A UE tem participado ativamente nos esforços internacionais para promover a eliminação da mutilação genital feminina. A realização de debates sobre o tema é parte integrante dos diálogos políticos e sobre direitos humanos com países terceiros e com organizações regionais e dos diálogos regulares sobre o combate à violência contra as mulheres com a sociedade civil e com as organizações de defesa dos direitos humanos. E a UE financia e apoia uma série de projetos em todo o Mundo que visam eliminar esta prática nociva.

***

Em Portugal, Violência doméstica continua a aumentar: só em 2023 foram registadas mais de 30 mil denúncias. E os dados referentes a esse ano revelam que mais de duas mil pessoas foram detidas por violência doméstica, no país. Pelo menos 22 pessoas morreram vítimas deste tipo de crime, sendo 17 mulheres. Os agressores são maioritariamente homens, enquanto as vítimas são sobretudo mulheres. Seis mil casos de violência doméstica foram classificados de risco elevado.

Cerca de 90% das vítimas são mulheres. Pelo menos, 27% dos casos são situações de violência familiar que já denunciadas e identificadas pela justiça antes.

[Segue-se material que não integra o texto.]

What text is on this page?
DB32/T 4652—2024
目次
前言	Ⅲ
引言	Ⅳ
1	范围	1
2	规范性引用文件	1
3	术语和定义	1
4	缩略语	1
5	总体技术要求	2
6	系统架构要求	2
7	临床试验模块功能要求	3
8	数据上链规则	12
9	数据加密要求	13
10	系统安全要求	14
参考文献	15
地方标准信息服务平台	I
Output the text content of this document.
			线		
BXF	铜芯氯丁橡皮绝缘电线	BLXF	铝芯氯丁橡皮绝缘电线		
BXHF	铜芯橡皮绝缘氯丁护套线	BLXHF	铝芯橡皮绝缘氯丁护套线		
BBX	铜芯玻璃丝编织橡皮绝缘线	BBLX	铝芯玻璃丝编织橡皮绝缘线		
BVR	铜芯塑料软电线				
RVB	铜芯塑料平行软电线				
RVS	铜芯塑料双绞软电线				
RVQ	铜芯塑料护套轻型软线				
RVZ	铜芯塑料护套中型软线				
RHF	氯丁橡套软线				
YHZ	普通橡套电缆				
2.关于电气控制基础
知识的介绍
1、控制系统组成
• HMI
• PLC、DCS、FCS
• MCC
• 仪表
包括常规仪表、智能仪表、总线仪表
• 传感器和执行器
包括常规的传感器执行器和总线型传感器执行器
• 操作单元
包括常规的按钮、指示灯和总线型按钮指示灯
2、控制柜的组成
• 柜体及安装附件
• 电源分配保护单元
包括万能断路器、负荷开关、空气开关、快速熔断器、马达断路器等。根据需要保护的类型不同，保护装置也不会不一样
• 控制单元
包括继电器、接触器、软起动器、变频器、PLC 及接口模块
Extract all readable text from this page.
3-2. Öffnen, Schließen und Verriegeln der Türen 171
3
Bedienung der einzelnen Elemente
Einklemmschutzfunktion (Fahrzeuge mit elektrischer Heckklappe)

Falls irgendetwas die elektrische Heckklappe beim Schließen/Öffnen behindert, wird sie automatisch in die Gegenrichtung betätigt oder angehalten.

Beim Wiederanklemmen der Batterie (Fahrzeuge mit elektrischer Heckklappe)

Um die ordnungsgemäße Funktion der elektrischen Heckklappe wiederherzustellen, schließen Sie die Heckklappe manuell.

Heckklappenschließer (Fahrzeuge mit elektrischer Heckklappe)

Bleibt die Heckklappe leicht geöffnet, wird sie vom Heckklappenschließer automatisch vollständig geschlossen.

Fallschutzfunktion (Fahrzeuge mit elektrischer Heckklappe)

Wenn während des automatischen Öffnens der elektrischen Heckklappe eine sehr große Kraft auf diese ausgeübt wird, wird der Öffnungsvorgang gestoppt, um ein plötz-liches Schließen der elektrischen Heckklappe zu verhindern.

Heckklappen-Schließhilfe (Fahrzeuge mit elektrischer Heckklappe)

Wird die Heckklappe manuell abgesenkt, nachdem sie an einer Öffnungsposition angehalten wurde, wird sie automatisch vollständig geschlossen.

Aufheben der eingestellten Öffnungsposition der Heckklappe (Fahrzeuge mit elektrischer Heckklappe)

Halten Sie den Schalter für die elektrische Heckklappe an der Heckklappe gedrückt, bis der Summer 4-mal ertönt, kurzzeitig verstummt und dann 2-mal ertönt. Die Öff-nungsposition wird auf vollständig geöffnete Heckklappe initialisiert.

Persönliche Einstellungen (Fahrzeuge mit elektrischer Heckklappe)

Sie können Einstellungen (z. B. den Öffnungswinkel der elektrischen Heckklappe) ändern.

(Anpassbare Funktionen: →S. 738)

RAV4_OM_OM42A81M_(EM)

Sobre esta matéria, Elisabete Brasil, que trabalha com vítimas de violência doméstica desde 1997, fala de “naturalização e banalização” da violência doméstica, legitimada por uma “educação patriarcal”. A coordenadora na FEM (Feministas em Movimento) alerta para o facto de não ser fácil identificar a vítima de violência doméstica. Por se tratar de crime público, há mais de 20 anos, qualquer pessoa pode fazer queixa às autoridades. A denúncia não tem de ser feita pela vítima. E a Associação de Apoio à Vítima (APAV) revela que, agora, os casos são mais violentos do que antes. Ameaças, insultos, agressões físicas e difamação são os casos mais relatados.

***

Não pode haver tréguas no combate à violência doméstica, nomeadamente de mulheres e crianças.